Cre recombinase possesses high recombination efficiency, even at low expression levels. (A) Schematic illustration of CRH-Venus reporter mice. (B) Visualization of Venus⁺ cells with or without GFP antibody staining. Scale bar, 100 μm. (C) Comparison of the distribution of tdTomato⁺ and Venus⁺ cells and fibers in regions of interest in CRH-Venus::CRH-Cre::Ai9 mice (n = 3). Scale bar, 200 μm. (D) Comparison of the distribution of tdTomato⁺ and Venus⁺ cells and fibers in regions of interest in CRH-Venus::CRH-FlpO::Ai65F mice (n = 6). Scale bar, 200 μm. (E) Distribution of Venus⁺ cells and fibers in regions of interest in homozygous CRH-Venus mice (n = 3). Scale bar, 200 μm.
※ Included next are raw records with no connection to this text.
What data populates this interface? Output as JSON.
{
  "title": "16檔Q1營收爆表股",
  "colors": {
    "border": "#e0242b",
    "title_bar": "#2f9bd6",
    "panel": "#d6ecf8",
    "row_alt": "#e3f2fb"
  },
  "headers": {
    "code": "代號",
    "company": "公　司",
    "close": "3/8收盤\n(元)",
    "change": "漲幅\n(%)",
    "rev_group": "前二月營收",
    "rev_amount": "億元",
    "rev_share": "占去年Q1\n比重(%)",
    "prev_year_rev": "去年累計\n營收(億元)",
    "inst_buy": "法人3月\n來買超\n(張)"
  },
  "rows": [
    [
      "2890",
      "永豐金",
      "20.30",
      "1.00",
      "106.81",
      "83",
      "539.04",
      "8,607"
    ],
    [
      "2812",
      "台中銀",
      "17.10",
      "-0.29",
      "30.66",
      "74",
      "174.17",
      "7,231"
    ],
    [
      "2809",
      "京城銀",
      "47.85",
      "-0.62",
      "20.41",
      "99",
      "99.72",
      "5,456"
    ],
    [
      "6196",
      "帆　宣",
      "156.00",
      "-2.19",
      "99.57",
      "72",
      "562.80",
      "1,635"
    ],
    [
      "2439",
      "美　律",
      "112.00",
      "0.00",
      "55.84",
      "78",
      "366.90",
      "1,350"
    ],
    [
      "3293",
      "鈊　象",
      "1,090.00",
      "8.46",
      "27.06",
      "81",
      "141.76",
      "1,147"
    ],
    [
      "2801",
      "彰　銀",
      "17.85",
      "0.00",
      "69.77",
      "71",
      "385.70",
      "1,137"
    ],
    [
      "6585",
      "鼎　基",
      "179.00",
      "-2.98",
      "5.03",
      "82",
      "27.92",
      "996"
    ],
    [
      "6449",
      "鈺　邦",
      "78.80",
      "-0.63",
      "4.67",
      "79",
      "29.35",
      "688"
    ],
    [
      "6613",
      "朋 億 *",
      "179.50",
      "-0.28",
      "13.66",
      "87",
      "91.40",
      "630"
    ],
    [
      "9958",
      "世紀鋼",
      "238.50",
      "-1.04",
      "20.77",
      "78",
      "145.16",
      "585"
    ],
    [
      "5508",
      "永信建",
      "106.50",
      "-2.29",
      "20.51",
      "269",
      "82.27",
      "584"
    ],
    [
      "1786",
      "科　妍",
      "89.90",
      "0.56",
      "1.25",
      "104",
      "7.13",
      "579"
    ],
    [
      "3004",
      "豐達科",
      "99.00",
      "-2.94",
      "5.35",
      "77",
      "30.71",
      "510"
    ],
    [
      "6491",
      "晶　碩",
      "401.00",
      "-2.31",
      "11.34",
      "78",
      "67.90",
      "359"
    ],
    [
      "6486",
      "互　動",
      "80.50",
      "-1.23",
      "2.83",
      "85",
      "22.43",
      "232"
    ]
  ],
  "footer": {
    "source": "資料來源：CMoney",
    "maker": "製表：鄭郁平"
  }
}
BNST, bed nucleus of the stria terminalis; CeA, central amygdala; CTX, cortex; IPACL, lateral part of the interstitial nucleus of the anterior commissure; ME, median eminence; PVN, paraventricular nucleus of the hypothalamus.

Figure 5

FlpO recombination efficiency depends on strength of driving promoter. (A,B) Schematic illustration of CRH-Cre::CAG-LSL-FlpO::Ai65 and CRH-Cre::CAG-LSL-FlpO::Ai9 reporter mice. (C) Distribution of tdTomato⁺ cells and fibers in regions of interest in CRH-Cre::CAG-LSL-FlpO::Ai65 (n = 3) and CRH-Cre::CAG-LSL-FlpO::Ai9 (n = 7) mice. (D) Distribution of tdTomato⁺ cells and fibers in regions of interest in homozygous CRH-FlpO::Ai65F mice (n = 4) and heterozygous CRH-FlpO::Ai65F mice (n = 4). BNST, bed nucleus of the stria terminalis; CeA, central amygdala; CTX, cortex; I, internal ribosomal entry site; IPACL, lateral part of the interstitial nucleus of the anterior commissure; ME, median eminence; pA, BGH polyA signal; PVN, paraventricular nucleus of the hypothalamus. Scale bars, 200 μm.

Figure 6

FlpO recombination efficiency is enhanced by acute restraint stress. Comparison of distribution of tdTomato⁺ cells and fibers in regions of interest in stressed and unstressed CRH-FlpO::Ai65F mice (each n = 5). BNST, bed nucleus of the stria terminalis; CeA, central amygdala; CTX, cortex; I, internal ribosomal entry site; IPACL, lateral part of the interstitial nucleus of the anterior commissure; ME, median eminence; PVN, paraventricular nucleus of the hypothalamus. Scale bar, 200 μm.